Page Banner

United States Department of Agriculture

Agricultural Research Service

Research Project: A SYSTEMS BIOLOGY APPROACH TO UNDERSTANDING THE SALMONELLA-HOST INTERACTOME IN POULTRY AND SWINE

Location: Food and Feed Safety Research

Title: Effects of avian triggering receptor expressed on myeloid cells (TREM-A1) activation on heterophil functional activites

Authors
item Kogut, Michael
item Genovese, Kenneth
item Nerren, Jessica -
item He, Louis

Submitted to: Developmental and Comparative Immunology
Publication Type: Peer Reviewed Journal
Publication Acceptance Date: June 26, 2011
Publication Date: January 1, 2012
Repository URL: http://handle.nal.usda.gov/10113/57380
Citation: Kogut, M.H., Genovese, K.J., Nerren, J., He, L.H. 2012. Effects of avian triggering receptor expressed on myeloid cells (TREM-A1) activation on heterophil functional activites. Developmental and Comparative Immunology. 36:157-165.

Interpretive Summary: White blood cells of the immune system in chickens must be able to “see” bacteria, like Salmonella, when they invade the body. One type of immune cell that we are studying in the chicken is called the heterophil. The heterophil is the first immune cell that bacteria come in contact with when it invades the body. The purpose of this research was to look for the way the heterophil sees Salmonella and then what happens when the heterophil sees the bacteria. We found that the heterophil has structures on its surface that are required to work together to see the bacteria. Once the bacteria are seen, the heterophil then produces a series of chemicals that calls other heterophils and immune cells to the site where the bacteria is invading. These cells can then prevent a serious infection. This research is important to vaccine manufacturers because it will help them make vaccines against Salmonella that will help the immune cells “see” the bacteria better and thus help the chicken get rid of the bacteria quicker.

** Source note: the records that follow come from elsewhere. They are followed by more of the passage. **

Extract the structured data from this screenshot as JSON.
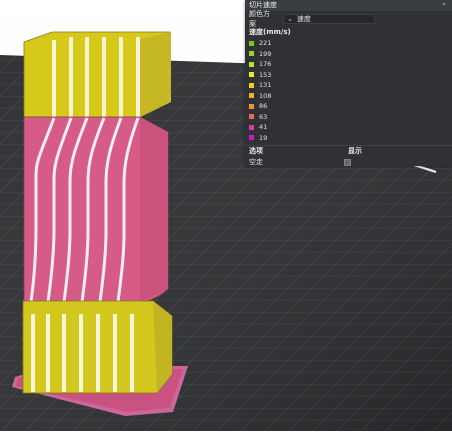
{
  "panel": {
    "title": "切片速度",
    "color_scheme_label": "颜色方案",
    "color_scheme_value": "速度",
    "unit_label": "速度(mm/s)",
    "legend": [
      {
        "value": "221",
        "color": "#7fc61a"
      },
      {
        "value": "199",
        "color": "#96d61f"
      },
      {
        "value": "176",
        "color": "#bfe02b"
      },
      {
        "value": "153",
        "color": "#e7e72c"
      },
      {
        "value": "131",
        "color": "#f0cf2a"
      },
      {
        "value": "108",
        "color": "#f0b22b"
      },
      {
        "value": "86",
        "color": "#f0912b"
      },
      {
        "value": "63",
        "color": "#e66b52"
      },
      {
        "value": "41",
        "color": "#e13a98"
      },
      {
        "value": "19",
        "color": "#d014c9"
      }
    ],
    "options_col_label": "选项",
    "display_col_label": "显示",
    "option_row_label": "空走",
    "option_row_checked": false
  },
  "colors": {
    "panel_bg": "#2f3134",
    "model_yellow": "#d9cc1b",
    "model_pink": "#d95d88",
    "bed_grid": "#4a4b4f",
    "bed_base": "#2f3134"
  }
}
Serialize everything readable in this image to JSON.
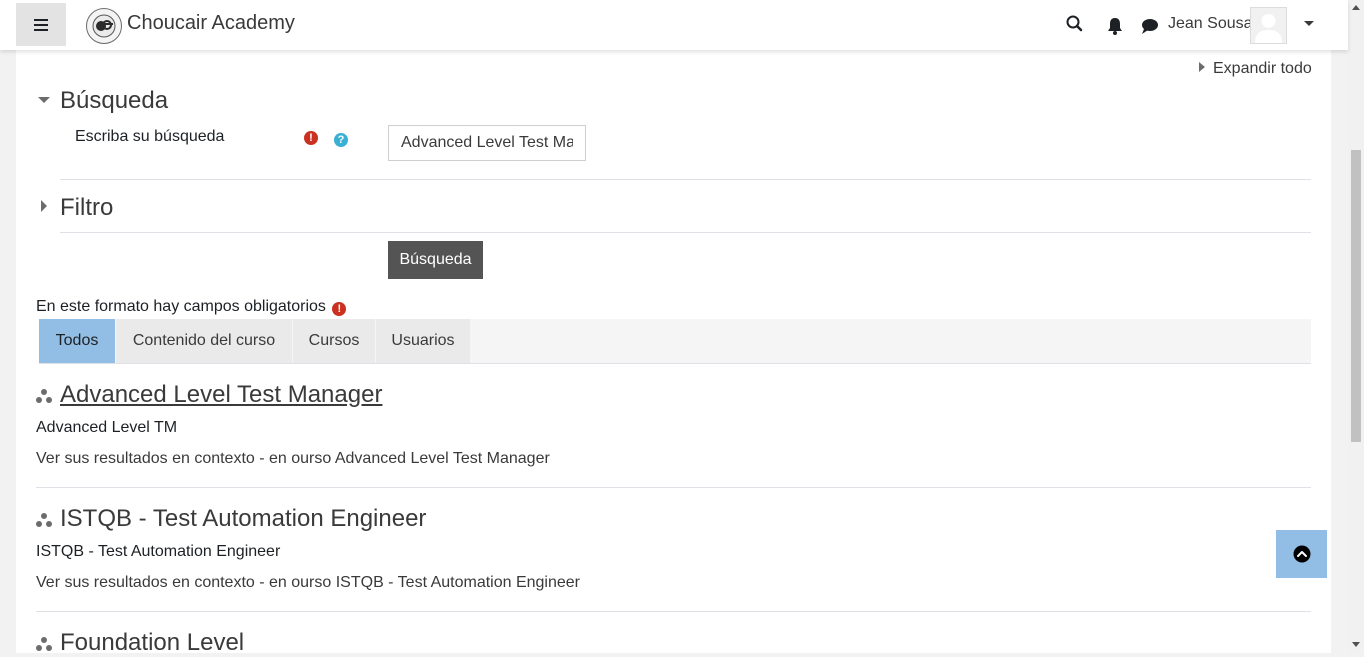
{
  "navbar": {
    "brand": "Choucair Academy",
    "user_name": "Jean Sousa",
    "icons": [
      "menu-icon",
      "search-icon",
      "bell-icon",
      "chat-icon",
      "chevron-down-icon"
    ]
  },
  "form": {
    "expand_all": "Expandir todo",
    "search_section": "Búsqueda",
    "search_label": "Escriba su búsqueda",
    "search_value": "Advanced Level Test Mar",
    "filter_section": "Filtro",
    "search_button": "Búsqueda",
    "required_note": "En este formato hay campos obligatorios"
  },
  "tabs": [
    {
      "label": "Todos",
      "active": true
    },
    {
      "label": "Contenido del curso",
      "active": false
    },
    {
      "label": "Cursos",
      "active": false
    },
    {
      "label": "Usuarios",
      "active": false
    }
  ],
  "results": [
    {
      "title": "Advanced Level Test Manager",
      "subtitle": "Advanced Level TM",
      "context": "Ver sus resultados en contexto - en ourso Advanced Level Test Manager"
    },
    {
      "title": "ISTQB - Test Automation Engineer",
      "subtitle": "ISTQB - Test Automation Engineer",
      "context": "Ver sus resultados en contexto - en ourso ISTQB - Test Automation Engineer"
    },
    {
      "title": "Foundation Level",
      "subtitle": "",
      "context": ""
    }
  ],
  "colors": {
    "active_tab": "#92bde4",
    "button": "#545454",
    "error": "#ca3120",
    "help": "#3ab0d4"
  }
}
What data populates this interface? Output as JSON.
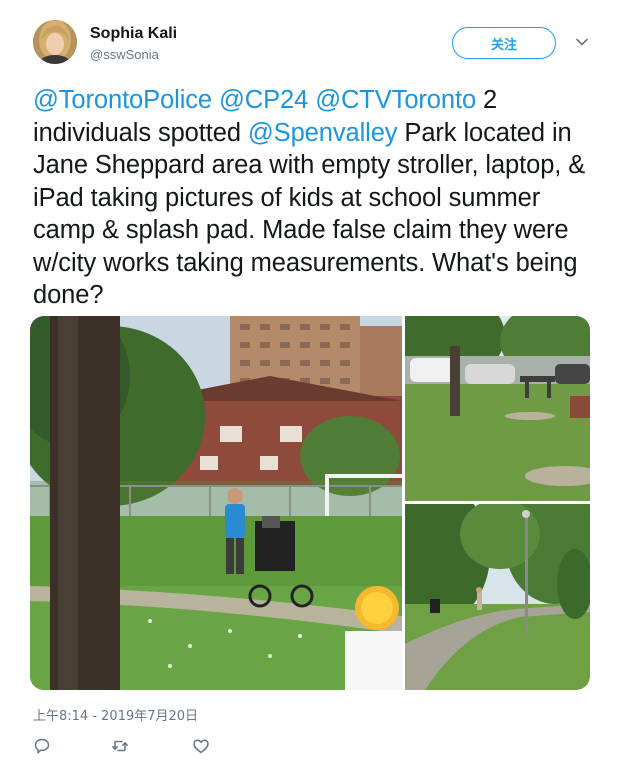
{
  "author": {
    "name": "Sophia Kali",
    "handle": "@sswSonia"
  },
  "follow_button": {
    "label": "关注"
  },
  "tweet": {
    "mentions": [
      "@TorontoPolice",
      "@CP24",
      "@CTVToronto",
      "@Spenvalley"
    ],
    "text_1": " 2 individuals spotted ",
    "text_2": " Park located in Jane Sheppard area with empty stroller, laptop, & iPad taking pictures of kids at school summer camp & splash pad. Made false claim they were w/city works taking measurements. What's being done?",
    "space": " "
  },
  "timestamp": "上午8:14 - 2019年7月20日",
  "media": {
    "photos": [
      {
        "icon": "park-stroller-photo"
      },
      {
        "icon": "park-cars-photo"
      },
      {
        "icon": "park-path-photo"
      }
    ]
  },
  "actions": [
    {
      "icon": "reply-icon"
    },
    {
      "icon": "retweet-icon"
    },
    {
      "icon": "like-icon"
    }
  ],
  "colors": {
    "link": "#1b95e0",
    "follow": "#1da1f2",
    "muted": "#657786",
    "text": "#14171a"
  }
}
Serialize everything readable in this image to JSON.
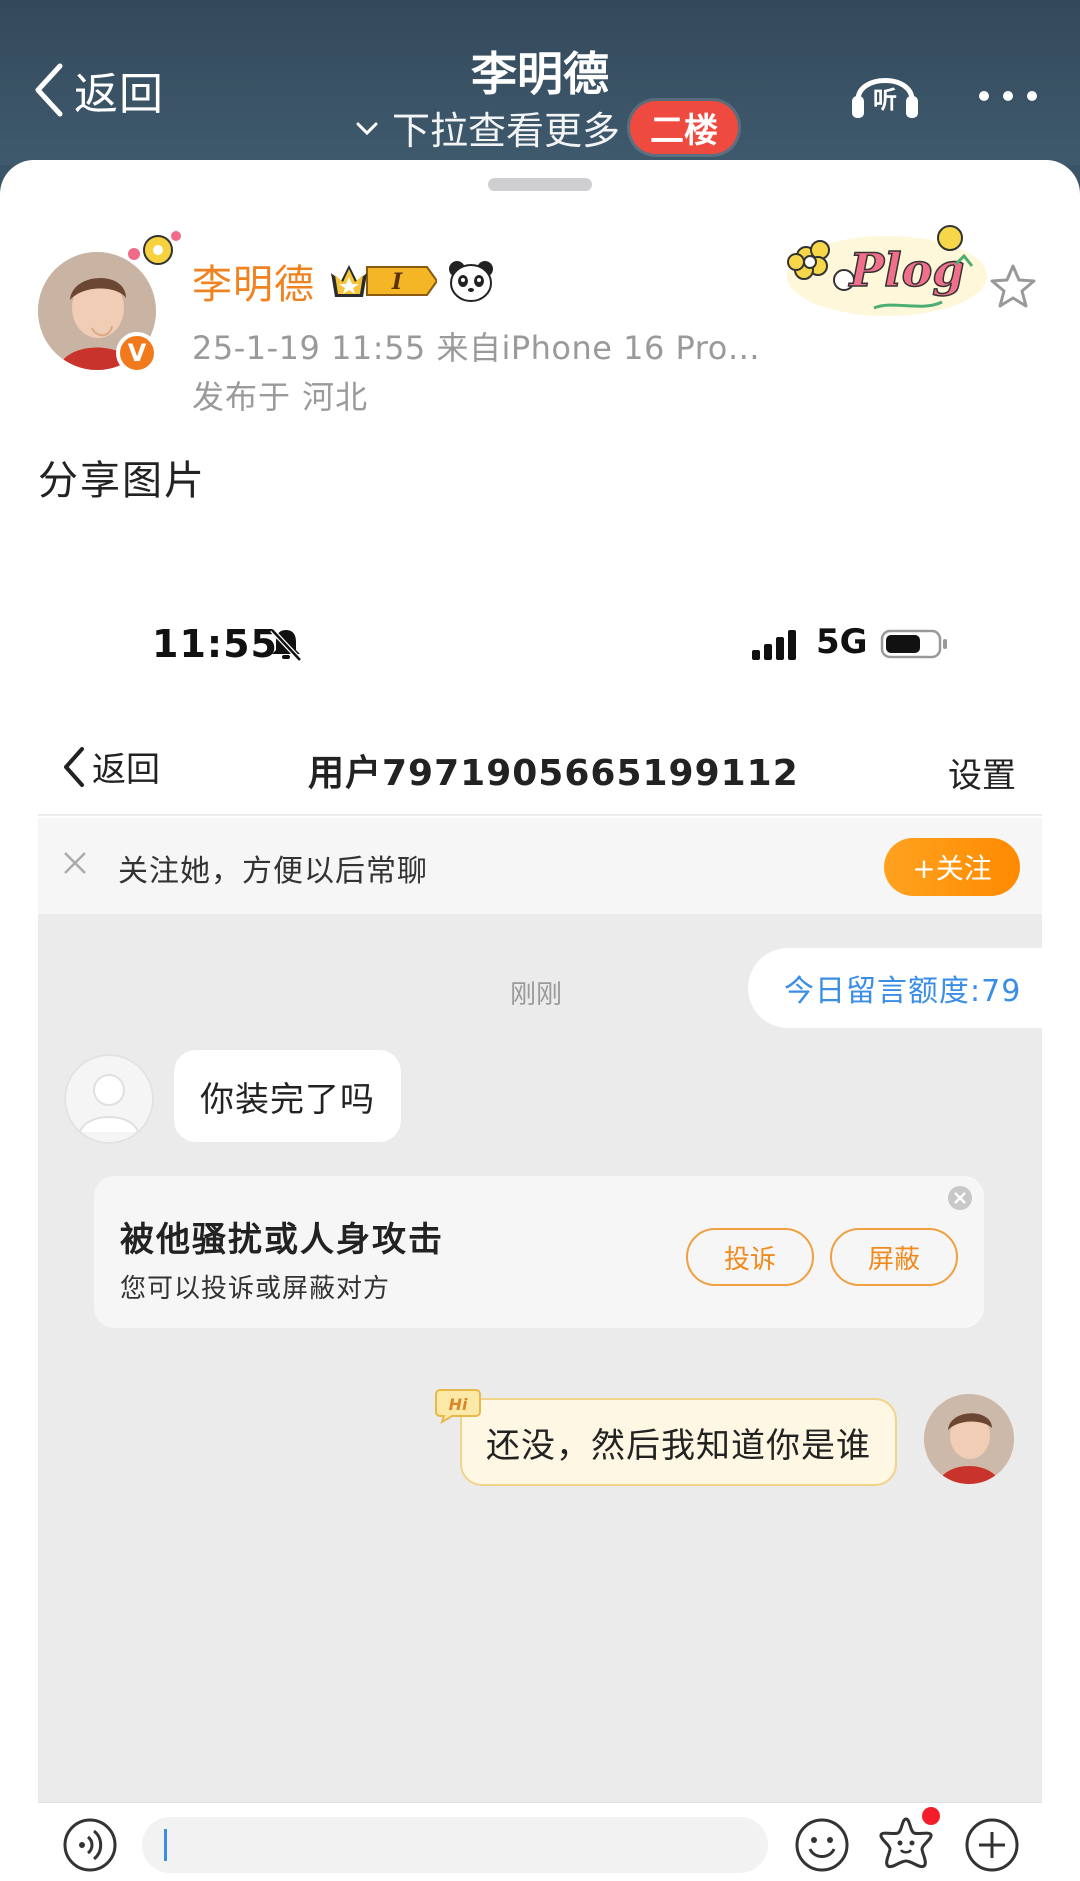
{
  "header": {
    "back_label": "返回",
    "title": "李明德",
    "subtitle": "下拉查看更多",
    "floor_badge": "二楼",
    "listen_label": "听"
  },
  "post": {
    "author": "李明德",
    "member_badge": "I",
    "time_source": "25-1-19 11:55  来自iPhone 16 Pro…",
    "location": "发布于 河北",
    "text": "分享图片",
    "verified_badge": "V",
    "decor_text": "Plog"
  },
  "screenshot": {
    "status": {
      "time": "11:55",
      "network": "5G"
    },
    "nav": {
      "back_label": "返回",
      "title": "用户7971905665199112",
      "settings_label": "设置"
    },
    "follow_bar": {
      "text": "关注她，方便以后常聊",
      "button": "+关注"
    },
    "chat": {
      "quota": "今日留言额度:79",
      "timestamp": "刚刚",
      "incoming_message": "你装完了吗",
      "warning": {
        "title": "被他骚扰或人身攻击",
        "subtitle": "您可以投诉或屏蔽对方",
        "report_button": "投诉",
        "block_button": "屏蔽"
      },
      "outgoing_message": "还没，然后我知道你是谁",
      "hi_tag": "Hi"
    }
  },
  "colors": {
    "header_bg": "#3a5467",
    "author_orange": "#f0821f",
    "floor_badge_red": "#ee4a3f",
    "follow_button_orange": "#ff9a12",
    "quota_blue": "#3a8ee6",
    "chat_bg": "#ebebeb"
  },
  "icons": [
    "chevron-left-icon",
    "chevron-down-icon",
    "headphones-icon",
    "more-dots-icon",
    "star-outline-icon",
    "bell-mute-icon",
    "signal-icon",
    "battery-icon",
    "close-icon",
    "voice-icon",
    "emoji-icon",
    "sticker-icon",
    "plus-icon"
  ]
}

Technical Abstract: A novel class of innate receptors called the triggering receptors expressed on myeloid cells (TREM) has been discovered and shown to be involved in innate inflammatory responses. The TREM family has been found in the chicken genome and consists of one activating gene (TREM-A1) and two inhibitory genes (TREM-B1 and TREM-B2). However, to date there have been no reports on the effects of activating the TREM molecules on the functional activity of the primary avian polymorphonuclear cell, the heterophil. To characterize the activation of avian heterophils, we evaluated the effect of receptor ligation on heterophil effector functions. A specific agonistic antibody (Ab) was generated against the peptide sequence of chicken TREM-A1 38-51aa (YNPRQQRWREKSWC). To study TREM-A1 mediated activation, purified peripheral blood heterophils were incubated with various concentrations of the anti-TREM-A1 Ab or control Ab against an irrelevant antigen. Activation via TREM-A1 induces a significant increase in phagocytosis of Salmonella enteritidis, a rapid degranulation, and a dramatic up-regulation in gene expression of the pro-inflammatory cytokine, IL-6, and the inflammatory chemokine, CXCLi2. However, we found no direct TREM-A1 stimulation of the heterophil oxidative burst. Like mammalian TREM, avian TREM-A1 ligation synergizes with the activation of Toll-like receptor-4 (TLR4) ligand, LPS. In addition, the synergistic activity of LPS and TREM-A1 resulted in a significant (p < 0.05) increased production of an oxidative burst. Taken together, these results suggest, unlike in mammalian neutrophils, TREM-A1 engagement activates a differential functional activation of avian heterophils but, like mammalian neutrophils, acts in synergy with TLR agonists. These results provide evidence of the function of TREM-A1 in heterophil biology and avian innate immunity.